Quand je me réveillai, le bateau était immobile : nous étions dans le port de Batoum.

À part un ou deux regards jetés sur la ville, ou plutôt sur le village de Batoum, dont Moynet, au reste, fit un dessin, je passai toute la journée à travailler dans la cabine du capitaine.

À huit heures du soir le bâtiment se remit en route.
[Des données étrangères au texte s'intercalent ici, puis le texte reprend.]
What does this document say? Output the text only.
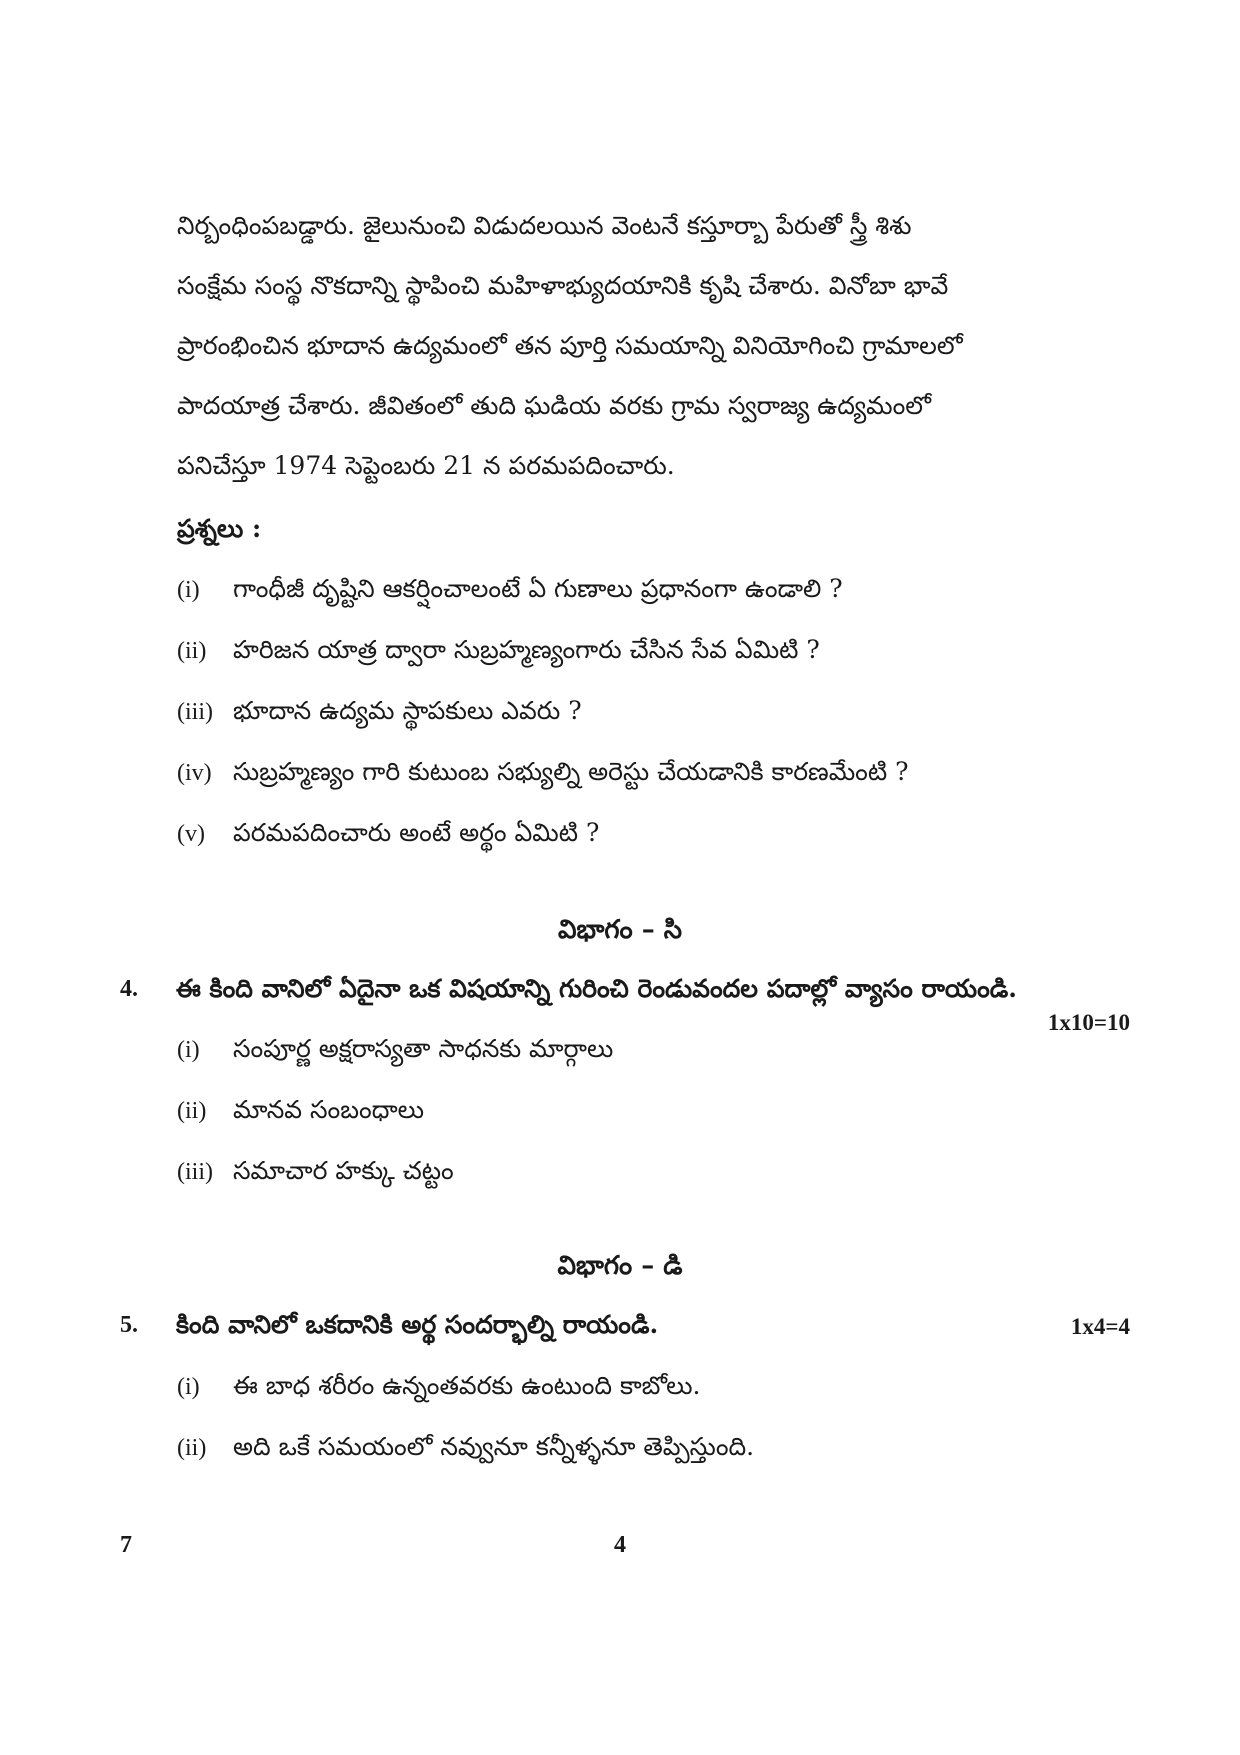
నిర్బంధింపబడ్డారు. జైలునుంచి విడుదలయిన వెంటనే కస్తూర్బా పేరుతో స్త్రీ శిశు
సంక్షేమ సంస్థ నొకదాన్ని స్థాపించి మహిళాభ్యుదయానికి కృషి చేశారు. వినోబా భావే
ప్రారంభించిన భూదాన ఉద్యమంలో తన పూర్తి సమయాన్ని వినియోగించి గ్రామాలలో
పాదయాత్ర చేశారు. జీవితంలో తుది ఘడియ వరకు గ్రామ స్వరాజ్య ఉద్యమంలో
పనిచేస్తూ 1974 సెప్టెంబరు 21 న పరమపదించారు.
ప్రశ్నలు :
(i) గాంధీజీ దృష్టిని ఆకర్షించాలంటే ఏ గుణాలు ప్రధానంగా ఉండాలి ?
(ii) హరిజన యాత్ర ద్వారా సుబ్రహ్మణ్యంగారు చేసిన సేవ ఏమిటి ?
(iii) భూదాన ఉద్యమ స్థాపకులు ఎవరు ?
(iv) సుబ్రహ్మణ్యం గారి కుటుంబ సభ్యుల్ని అరెస్టు చేయడానికి కారణమేంటి ?
(v) పరమపదించారు అంటే అర్థం ఏమిటి ?
విభాగం – సి
4. ఈ కింది వానిలో ఏదైనా ఒక విషయాన్ని గురించి రెండువందల పదాల్లో వ్యాసం రాయండి.
1x10=10
(i) సంపూర్ణ అక్షరాస్యతా సాధనకు మార్గాలు
(ii) మానవ సంబంధాలు
(iii) సమాచార హక్కు చట్టం
విభాగం – డి
5. కింది వానిలో ఒకదానికి అర్థ సందర్భాల్ని రాయండి.	1x4=4
(i) ఈ బాధ శరీరం ఉన్నంతవరకు ఉంటుంది కాబోలు.
(ii) అది ఒకే సమయంలో నవ్వునూ కన్నీళ్ళనూ తెప్పిస్తుంది.
7	4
Au point du jour, nous avait affirmé le capitaine, nous serions en vue de Trébizonde.

Au point du jour j’étais sur le pont ; une crainte m’avait tenu éveillé, malgré les beaux draps blancs et malgré les bons matelas moelleux.

C’est que, d’habitude, les bateaux français partent le samedi de Trébizonde, et que le bateau russe, retardé d’un jour par le mauvais temps qu’il avait rencontré sur les côtes de Crimée, n’arrivait que le dimanche.
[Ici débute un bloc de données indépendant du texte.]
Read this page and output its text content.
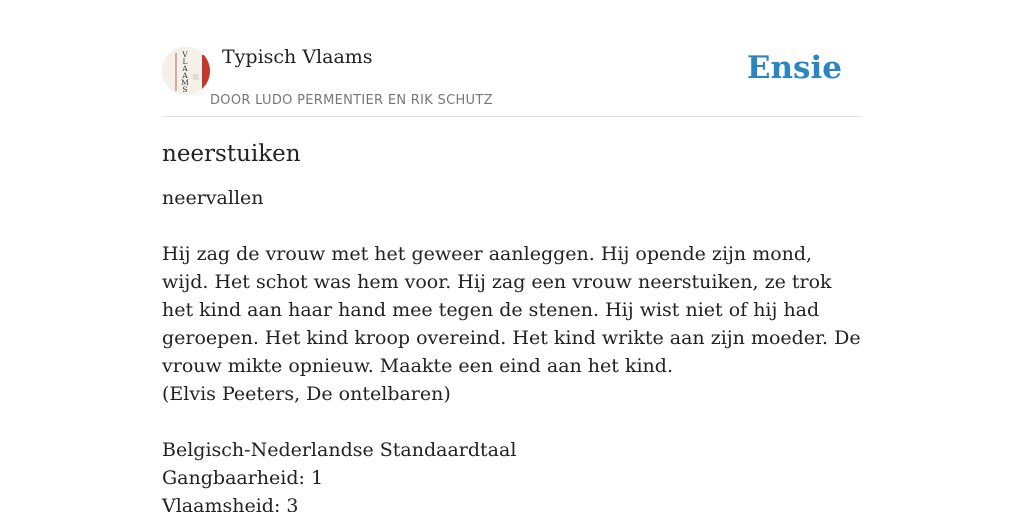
V L A A M S
Typisch Vlaams
DOOR LUDO PERMENTIER EN RIK SCHUTZ
Ensie
neerstuiken

neervallen

Hij zag de vrouw met het geweer aanleggen. Hij opende zijn mond, wijd. Het schot was hem voor. Hij zag een vrouw neerstuiken, ze trok het kind aan haar hand mee tegen de stenen. Hij wist niet of hij had geroepen. Het kind kroop overeind. Het kind wrikte aan zijn moeder. De vrouw mikte opnieuw. Maakte een eind aan het kind.

(Elvis Peeters, De ontelbaren)

Belgisch-Nederlandse Standaardtaal
Gangbaarheid: 1
Vlaamsheid: 3
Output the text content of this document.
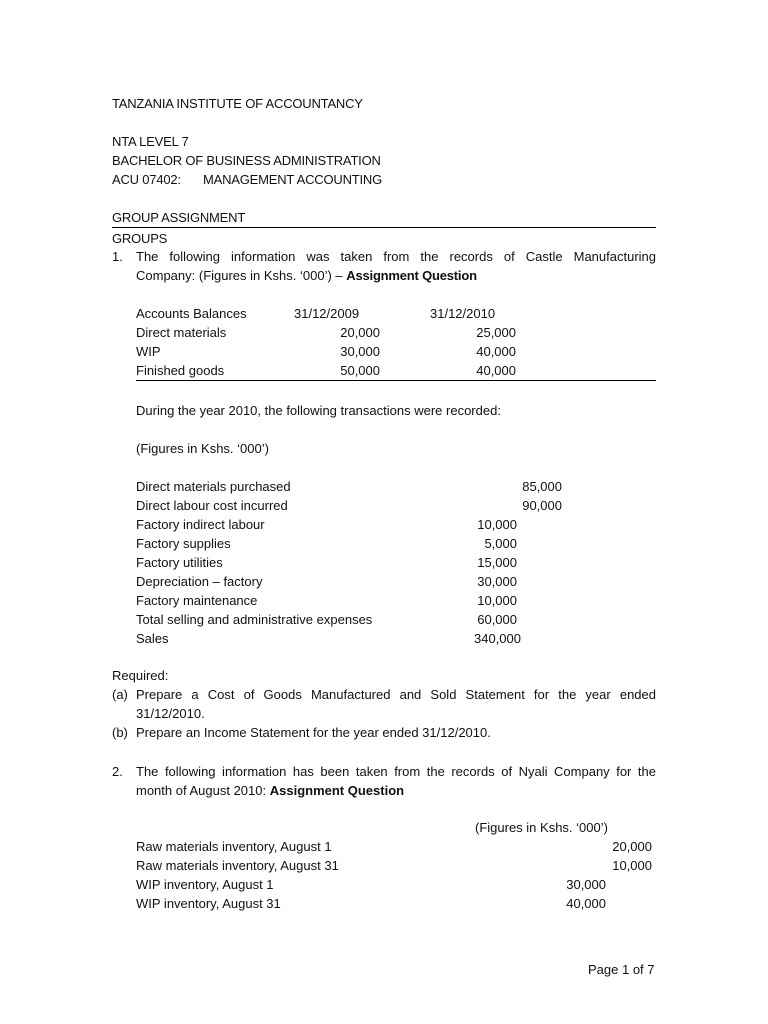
TANZANIA INSTITUTE OF ACCOUNTANCY
NTA LEVEL 7
BACHELOR OF BUSINESS ADMINISTRATION
ACU 07402: MANAGEMENT ACCOUNTING
GROUP ASSIGNMENT
GROUPS
1. The following information was taken from the records of Castle Manufacturing
Company: (Figures in Kshs. ‘000’) – Assignment Question
Accounts Balances	31/12/2009	31/12/2010
Direct materials	20,000	25,000
WIP	30,000	40,000
Finished goods	50,000	40,000
During the year 2010, the following transactions were recorded:
(Figures in Kshs. ‘000’)
Direct materials purchased	85,000
Direct labour cost incurred	90,000
Factory indirect labour	10,000
Factory supplies	5,000
Factory utilities	15,000
Depreciation – factory	30,000
Factory maintenance	10,000
Total selling and administrative expenses	60,000
Sales	340,000
Required:
(a) Prepare a Cost of Goods Manufactured and Sold Statement for the year ended
31/12/2010.
(b) Prepare an Income Statement for the year ended 31/12/2010.
2. The following information has been taken from the records of Nyali Company for the
month of August 2010: Assignment Question
(Figures in Kshs. ‘000’)
Raw materials inventory, August 1	20,000
Raw materials inventory, August 31	10,000
WIP inventory, August 1	30,000
WIP inventory, August 31	40,000
Page 1 of 7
Mais à peine m’eut-il aperçu, que le capitaine me rassura.

Avec son œil de marin, il avait reconnu dans le port de Trébizonde la coupe d’un bâtiment à vapeur français.

Il pouvait même presque affirmer que ce bateau à vapeur s’appelait le Sully.

Il ne se trompait pas : une heure après nous passions bord à bord du Sully, et à cette question lancée du pont du Grand-Duc Constantin :

— À quelle heure partez-vous ?

Une voix française, la voix du contre-maître, répondait :

— Ce soir, à quatre heures.

Le soir, à quatre heures, en effet, après avoir pris congé de notre capitaine, après avoir vu le gros temps, embarqué avec grande difficulté notre immense bagage à bord du Sully, nous levions l’ancre pour Constantinople, en faisant escale à Samsoun, à Sinope et à Ineboli.

CHAPITRE LXIII.

Bazar d’esclaves.

Voici ce qui s’était passé dans la journée :

Je m’étais présenté à bord du Sully pour savoir officiellement à quelle heure il partait et quel était le prix des places jusqu’à Marseille.

J’avais été assez mal reçu par le second, qui avait répondu que ces détails regardaient l’administration, et qu’il m’invitait, en conséquence, à aller me renseigner à terre.

Je me retournai du côté de Moynet.

— On voit bien, lui dis-je, que nous touchons cette belle terre de France.

Je venais de dire une injustice : le second du bâtiment m’avait pris pour un général russe et avait pris Moynet pour mon aide de camp. Il avait été confirmé dans cette idée par trois ou quatre phrases italiennes que j’avais échangées avec le pilote du Grand-Duc Constantin, qui m’avait accompagné, et par quelques mots géorgiens dont j’avais apostrophé Grégory.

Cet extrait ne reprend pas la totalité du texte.